Shortly after Canonical’s announcement, a fork of LXD was announced – Incus. I filed a bug to track its progress and see about possibly packaging it for Debian. There’s nothing keeping LXD and Incus from being co-installed, and providing both would offer Debian’s users the choice to use whichever they want.
Fellow Debian Developer Free Ekanayaka (@freee) reached out in September to see about helping to package Incus and its various dependencies, and we’ve been working these past few months to get Incus packaged.
Things came to a head in December when Canonical announced a license change and CLA requirement for LXD. I was not pleased by this change, and there’s been discussion about what the future of LXD in Debian will look like. The fundamental issue is that it is unclear which source files are covered under what license(s), which means any further updates in Debian will require a ton of fine-toothed examination of the source code. Additionally, as a downstream packager I don’t intend to sign a CLA just to report/fix issues found while helping maintain LXD in Debian. (Add to that, Canonical seems to be doubling down on snaps, and native .deb packages aren’t something they really care about.)
LXD’s Future in Debian
So, where does this leave LXD? Unfortunately, unless someone else wishes to step up and do the work to process the licensing changes, LXD won’t receive any further updates in Debian beyond 5.0.2+git20231211.1364ae4, which is a snapshot of the stable-5.0 branch prior to the licensing changes. I plan to ensure the snapshot of LXD works for the upcoming trixie release, but beyond that I expect my effort to be minimal for LXD packaging. (If there’s no interest from others in helping, I plan to modify src:lxd
to no longer provide binaries just after the trixie release. The source package will still exist to build the -dev
package, which is needed to build Incus.)
The recommended path forward will be for users to upgrade to trixie, then install Incus and run lxd-to-incus
to migrate their cluster from LXD to Incus. Speaking of Incus…
Incus Accepted to NEW
Earlier today Incus was accepted into NEW. Eventually it will be accepted into unstable, then migrate to testing for inclusion in the trixie release. I am also planning to upload an official backport for bookworm at that time, as the dependencies don’t seem too bad to build it in bookworm.

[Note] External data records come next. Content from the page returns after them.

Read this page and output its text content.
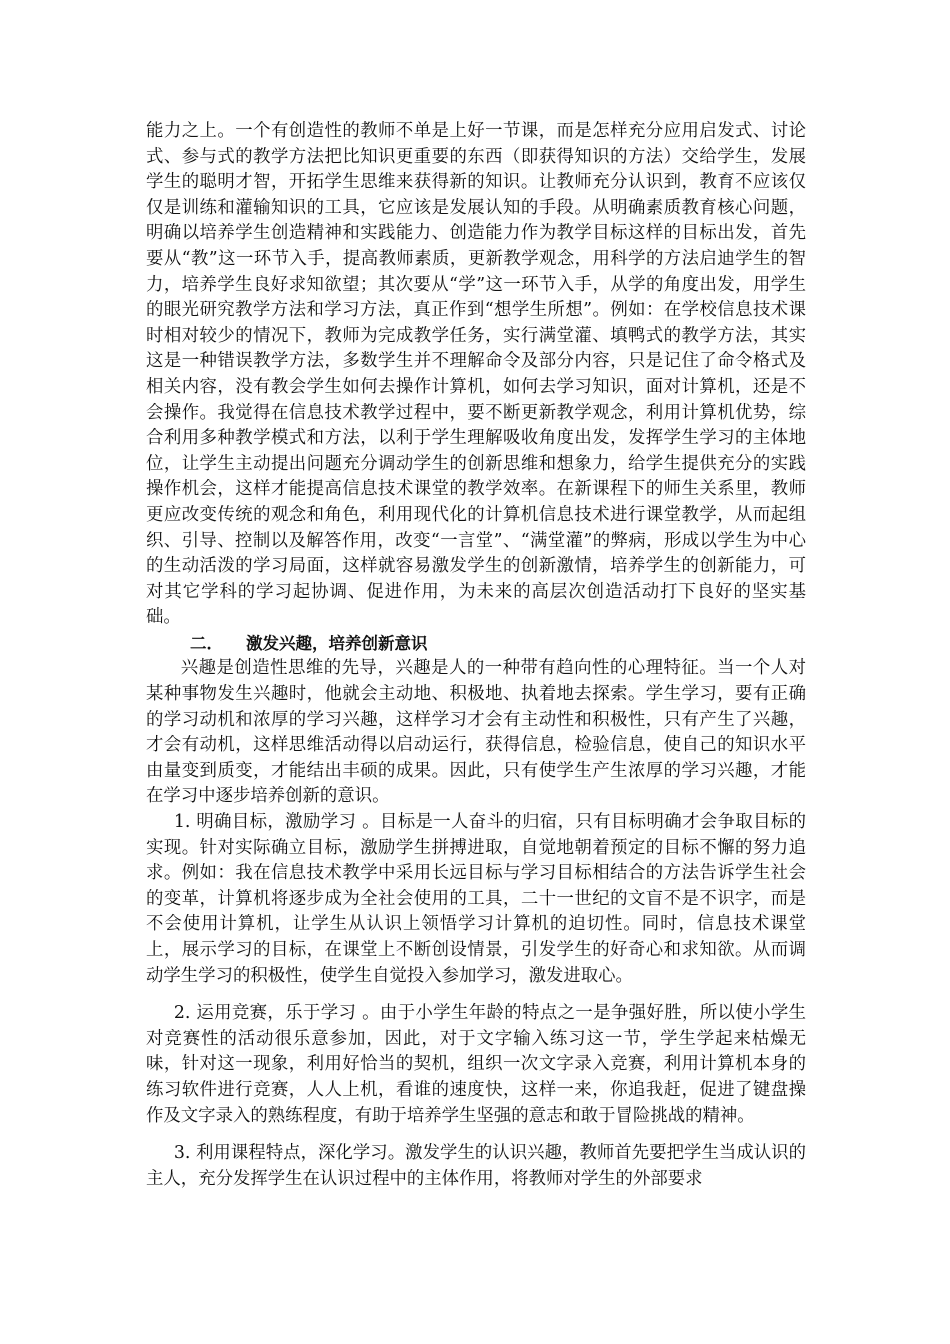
能力之上。一个有创造性的教师不单是上好一节课，而是怎样充分应用启发式、讨论式、参与式的教学方法把比知识更重要的东西（即获得知识的方法）交给学生，发展学生的聪明才智，开拓学生思维来获得新的知识。让教师充分认识到，教育不应该仅仅是训练和灌输知识的工具，它应该是发展认知的手段。从明确素质教育核心问题，明确以培养学生创造精神和实践能力、创造能力作为教学目标这样的目标出发，首先要从“教”这一环节入手，提高教师素质，更新教学观念，用科学的方法启迪学生的智力，培养学生良好求知欲望；其次要从“学”这一环节入手，从学的角度出发，用学生的眼光研究教学方法和学习方法，真正作到“想学生所想”。例如：在学校信息技术课时相对较少的情况下，教师为完成教学任务，实行满堂灌、填鸭式的教学方法，其实这是一种错误教学方法，多数学生并不理解命令及部分内容，只是记住了命令格式及相关内容，没有教会学生如何去操作计算机，如何去学习知识，面对计算机，还是不会操作。我觉得在信息技术教学过程中，要不断更新教学观念，利用计算机优势，综合利用多种教学模式和方法，以利于学生理解吸收角度出发，发挥学生学习的主体地位，让学生主动提出问题充分调动学生的创新思维和想象力，给学生提供充分的实践操作机会，这样才能提高信息技术课堂的教学效率。在新课程下的师生关系里，教师更应改变传统的观念和角色，利用现代化的计算机信息技术进行课堂教学，从而起组织、引导、控制以及解答作用，改变“一言堂”、“满堂灌”的弊病，形成以学生为中心的生动活泼的学习局面，这样就容易激发学生的创新激情，培养学生的创新能力，可对其它学科的学习起协调、促进作用，为未来的高层次创造活动打下良好的坚实基础。

二．    激发兴趣，培养创新意识

兴趣是创造性思维的先导，兴趣是人的一种带有趋向性的心理特征。当一个人对某种事物发生兴趣时，他就会主动地、积极地、执着地去探索。学生学习，要有正确的学习动机和浓厚的学习兴趣，这样学习才会有主动性和积极性，只有产生了兴趣，才会有动机，这样思维活动得以启动运行，获得信息，检验信息，使自己的知识水平由量变到质变，才能结出丰硕的成果。因此，只有使学生产生浓厚的学习兴趣，才能在学习中逐步培养创新的意识。

1. 明确目标，激励学习 。目标是一人奋斗的归宿，只有目标明确才会争取目标的实现。针对实际确立目标，激励学生拼搏进取，自觉地朝着预定的目标不懈的努力追求。例如：我在信息技术教学中采用长远目标与学习目标相结合的方法告诉学生社会的变革，计算机将逐步成为全社会使用的工具，二十一世纪的文盲不是不识字，而是不会使用计算机，让学生从认识上领悟学习计算机的迫切性。同时，信息技术课堂上，展示学习的目标，在课堂上不断创设情景，引发学生的好奇心和求知欲。从而调动学生学习的积极性，使学生自觉投入参加学习，激发进取心。

2. 运用竞赛，乐于学习 。由于小学生年龄的特点之一是争强好胜，所以使小学生对竞赛性的活动很乐意参加，因此，对于文字输入练习这一节，学生学起来枯燥无味，针对这一现象，利用好恰当的契机，组织一次文字录入竞赛，利用计算机本身的练习软件进行竞赛，人人上机，看谁的速度快，这样一来，你追我赶，促进了键盘操作及文字录入的熟练程度，有助于培养学生坚强的意志和敢于冒险挑战的精神。

3. 利用课程特点，深化学习。激发学生的认识兴趣，教师首先要把学生当成认识的主人，充分发挥学生在认识过程中的主体作用，将教师对学生的外部要求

Thanks to Free for helping with packaging Incus and its dependencies, and to Stéphane for helping with a few issues found while packaging.
…and already in unstable!
Update 2024-01-13: In what might be a record for quickest acceptance through NEW (~19 hours), this morning Incus was accepted into unstable! The buildds are running, and there’s a few builds to fix, but Incus is now officially in Debian and will be included in the trixie release!